[Photo] Vitaliy Musiyenko
Yosemite Valley isn’t known for its ice climbing, but a few waterfalls freeze up in the coldest winters, offering climbers some of the longest continuous ice routes in the Lower 48. Widow’s Tears, an icefall tucked into a steep granite amphitheater west of Crocker Point on the south side of the Valley, is the tallest one. Mark Chapman and Kevin Worrall made the first ascent in 1975. It’s a WI5 route that is climbed in about twelve pitches. The World Waterfall Database reports the total height of Widow’s Tears is 1,680 feet, with an upper drop of 1,200 feet. The famous route forms infrequently so climbers have to wait until it’s in condition. In the past few weeks, eight people climbed the route.
[We reported on an ascent of Widow’s Tears in a NewsWire on January 18, 2007–Ed.]
[Photo] Jimmy Haden
On January 1, Vitaliy Musiyenko, a registered nurse in the Bay Area, free-soloed Widow’s Tears. This ascent marks the first documented ropeless ascent of the route. He wrote Alpinist: “I daydreamed about soloing the Widow’s Tears for a while, but was not giving it serious thought, as it is so huge and I have not soloed any ice route ever. I ended up climbing the route onsight and free solo.” After hearing rumors that the ice was coming in good this year, Musiyenko made plans to climb it on New Year’s Day. At the end of work shift, he drove to the Valley, slept a few hours and hiked to the base of route to assess conditions and drop off gear.
[Video] Vitaliy Musiyenko
Musiyenko reports that the temperature was cold and the winds were calm. He said, “I was excited to have my dream route right there. I decided to climb.” He said the main difficulties were thin, hollow ice sections where it was hard to get solid pick placements. “While I did my best to have fun, I was also very serious and careful while climbing.” One placement sheared off a chunk of ice that cut his nose, but he continued climbing to a stance where he applied snow to stop the bleeding. He reached plastic ice below the top that offered good pick placements. Musiyenko noticed that a party the day before had climbed an easy exit but, he said, “I didn’t want the climb to be over and took a steeper and longer option.”

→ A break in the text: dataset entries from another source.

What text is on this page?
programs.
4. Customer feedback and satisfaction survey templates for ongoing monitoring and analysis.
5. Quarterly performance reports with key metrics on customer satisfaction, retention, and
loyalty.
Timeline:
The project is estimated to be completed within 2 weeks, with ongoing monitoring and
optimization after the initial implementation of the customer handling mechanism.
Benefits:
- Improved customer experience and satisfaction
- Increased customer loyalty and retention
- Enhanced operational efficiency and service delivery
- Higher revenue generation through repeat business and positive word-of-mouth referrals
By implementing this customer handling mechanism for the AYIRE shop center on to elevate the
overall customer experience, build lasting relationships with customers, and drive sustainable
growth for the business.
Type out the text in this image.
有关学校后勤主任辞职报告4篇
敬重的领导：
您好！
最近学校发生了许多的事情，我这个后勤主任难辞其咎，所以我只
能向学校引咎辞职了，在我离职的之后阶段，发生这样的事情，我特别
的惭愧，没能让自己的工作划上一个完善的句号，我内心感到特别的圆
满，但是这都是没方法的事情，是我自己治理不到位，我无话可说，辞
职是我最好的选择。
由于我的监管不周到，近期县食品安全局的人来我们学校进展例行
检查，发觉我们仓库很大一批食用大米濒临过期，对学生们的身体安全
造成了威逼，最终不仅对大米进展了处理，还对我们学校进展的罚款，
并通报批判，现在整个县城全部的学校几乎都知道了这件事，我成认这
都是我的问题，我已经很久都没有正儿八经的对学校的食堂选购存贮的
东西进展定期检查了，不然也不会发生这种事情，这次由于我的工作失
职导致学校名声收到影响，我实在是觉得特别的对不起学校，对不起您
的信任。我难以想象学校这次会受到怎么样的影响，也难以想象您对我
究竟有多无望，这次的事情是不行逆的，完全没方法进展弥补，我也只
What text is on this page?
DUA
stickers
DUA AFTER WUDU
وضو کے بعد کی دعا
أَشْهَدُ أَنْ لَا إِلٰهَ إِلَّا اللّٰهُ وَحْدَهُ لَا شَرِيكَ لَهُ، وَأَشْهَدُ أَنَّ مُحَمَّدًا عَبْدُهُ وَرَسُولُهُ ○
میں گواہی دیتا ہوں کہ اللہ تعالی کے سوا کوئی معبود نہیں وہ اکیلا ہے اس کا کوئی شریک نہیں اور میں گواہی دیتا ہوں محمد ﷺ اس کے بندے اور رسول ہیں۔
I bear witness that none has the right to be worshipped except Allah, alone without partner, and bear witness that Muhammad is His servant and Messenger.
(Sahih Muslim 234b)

After hearing about Musiyenko’s ascent, first ascensionist Kevin Worrall wrote him a personal note: “I hope you weren’t too gripped to enjoy the architecture up there. That’s a major accomplishment that sets the bar a notch or two higher for Valley ice, I’d say.” Peter Mayfield soloed The Silver Strand (Chapman-Minks-Worrall, 1977), a 600-foot WI5 in the Widow’s Tears area, “some time ago, but the scale of The Tears is a step beyond,” Worrall continued.
[Photo] Jimmy Haden
While no records are kept of Widow’s Tears’ ascents, it has been climbed an estimated 30 times, and it is possible that someone else may have previously soloed it. Musiyenko climbed the route in about 2 hours and 40 minutes. Two parties made ascents of the icefall on December 31, 2015, the day before Musiyenko’s solo, including Sarah Thompson and Mike Collins. She reported on her Facebook page that it was the third ice route she’s ever climbed.
A Valley local, who prefers to remain anonymous, told Alpinist that he soloed Widow’s Tears the day after Musiyenko. The anonymous climber ascended Tombstone Falls, to the left of Sentinel Rock, the day before his solo ascent of Widow’s Tears. He wasn’t alone on Widow’s Tears, as he ran into Brian Biega and Jimmy Haden. “It was in great shape, but it was thin in spots. I’m glad I brought a file so I could sharpen my tools while hanging out and waiting for those guys.”
“On the first pitch you’re definitely climbing two- to three-inch ice and you’re banging rock,” Haden said. “As you get higher on the route, it gets better and better.”
As temperatures are rising, Widow’s Tears is quickly falling out of condition and rain is expected tomorrow (1.15.16).
Yosemite climber Dan McDevitt told Alpinist regarding the flurry of activity on the route, “It’s the biggest season yet.”